Improving stability, preventing crises and supporting recovery and well-being are the foundations for strong, stable North Dakota families.
The North Dakota Department of Human Services’ Behavioral Health and Children and Family Services Conference continues today with presentations on various topics including the state’s new child welfare practice model that focuses on keeping children safely at home with their families and the importance of peer support services for individuals in recovery. The conference is being held at the Bismarck Event Center and virtually by an online livestream.
“The focus on behavioral health and safe and stable families is more important now than ever,” said Pamela Sagness, Behavioral Health Division director. “For many, the COVID-19 pandemic has increased stress, anxiety and depression.”
Steven Samra of the federal Substance Abuse and Mental Health Services Administration is an expert on bringing recovery supports to scale, and will discuss the value of peer support at 11 a.m.
Peer support services have grown in North Dakota. Since 2018, the department’s Behavioral Health Division has trained over 450 peer support specialists to share their lived experience and support others in recovery. Peer support specialists share strategies and help connect individuals to services and community resources. The division has also developed and implemented a peer support certification program.
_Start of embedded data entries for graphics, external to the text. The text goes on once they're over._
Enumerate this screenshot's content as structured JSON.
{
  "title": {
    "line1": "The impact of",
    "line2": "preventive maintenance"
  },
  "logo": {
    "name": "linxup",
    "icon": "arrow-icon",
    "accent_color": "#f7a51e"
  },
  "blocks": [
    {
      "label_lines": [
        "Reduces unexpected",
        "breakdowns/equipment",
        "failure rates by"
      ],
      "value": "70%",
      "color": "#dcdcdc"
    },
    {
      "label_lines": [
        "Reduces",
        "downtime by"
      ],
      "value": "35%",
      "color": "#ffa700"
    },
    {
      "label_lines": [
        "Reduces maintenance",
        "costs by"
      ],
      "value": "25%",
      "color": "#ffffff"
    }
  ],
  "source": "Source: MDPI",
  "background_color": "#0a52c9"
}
At 12:30 p.m., long-time child welfare professional Matt Gebhardt from Casey Family Programs will discuss North Dakota’s new safety framework practice model that uses time-tested intervention strategies to support parents in making positive changes that help keep their children safe. Child welfare professionals at the human service zone offices have received training on the model, which was implemented in December 2020.
“Strong coordination between agencies and within communities is often the difference between success and failure when trying to solve complex challenges,” said Executive Policy Director Jessica Thomasson. “This conference is a great example of people in North Dakota coming together to continue to improve outcomes.”